Embora a situação seja complicada, a participação de Messi está confirmada, e é o craque argentino quem deverá liderar os Herons, assim como já fez em momentos decisivos antes. A lesão de Allen Obando e a suspensão de Luis Suárez deixaram um vazio na equipe, tornando Messi o principal articulador da linha de ataque. Sua capacidade de encontrar o caminho do gol será crucial para o desempenho do Inter Miami nas próximas partidas.
O cenário atual exige que Messi retome sua forma da primeira temporada na equipe, quando ainda não contava com Suárez e se tornou a referência atacativa sob o comando de Gerardo Martino. À época, ele precisou mostrar toda sua habilidade em momentos em que os outros atacantes, como Leonardo Campana e Josef Martínez, estavam indisponíveis.

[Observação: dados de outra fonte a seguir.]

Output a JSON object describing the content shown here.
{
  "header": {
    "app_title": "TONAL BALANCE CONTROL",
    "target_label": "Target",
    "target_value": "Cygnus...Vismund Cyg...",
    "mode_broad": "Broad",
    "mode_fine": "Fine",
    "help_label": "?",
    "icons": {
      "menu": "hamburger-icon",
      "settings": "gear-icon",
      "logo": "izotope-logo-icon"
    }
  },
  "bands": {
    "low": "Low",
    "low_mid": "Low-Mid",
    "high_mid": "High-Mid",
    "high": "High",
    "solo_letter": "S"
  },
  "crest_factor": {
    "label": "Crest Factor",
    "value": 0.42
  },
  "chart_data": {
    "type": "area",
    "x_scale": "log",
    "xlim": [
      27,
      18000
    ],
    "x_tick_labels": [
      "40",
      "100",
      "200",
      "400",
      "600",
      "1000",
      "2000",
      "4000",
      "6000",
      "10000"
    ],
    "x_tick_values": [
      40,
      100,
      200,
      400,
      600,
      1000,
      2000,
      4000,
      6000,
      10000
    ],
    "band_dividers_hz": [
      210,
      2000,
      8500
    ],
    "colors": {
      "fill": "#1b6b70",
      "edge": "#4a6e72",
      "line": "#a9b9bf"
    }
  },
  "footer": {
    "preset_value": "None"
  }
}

A experiência de Messi em uma função familiar
Nesse percurso, mesmo que Campana e Martínez tenham sido essenciais para o time, a ausência de ambos exigiu que Messi assumisse a responsabilidade pela finalização. Em algumas ocasiões, Martino adotou uma formação 5-3-2, permitindo que Messi jogasse em conjunto com os companheiros de ataque. Essa estratégia foi utilizada em momentos cruciais da temporada 2023, onde, apesar dos esforços, o Inter Miami não conseguiu garantir a classificação para a fase de playoffs.
Outra alternativa para Messi é revisitar suas memórias sob a batuta de Pep Guardiola no Barcelona, quando atuou como um ‘falso 9’. Nesse papel, o argentino teve atuações memoráveis, incluindo a célebre vitória de 6-2 sobre o Real Madrid no Clássico, que fez história.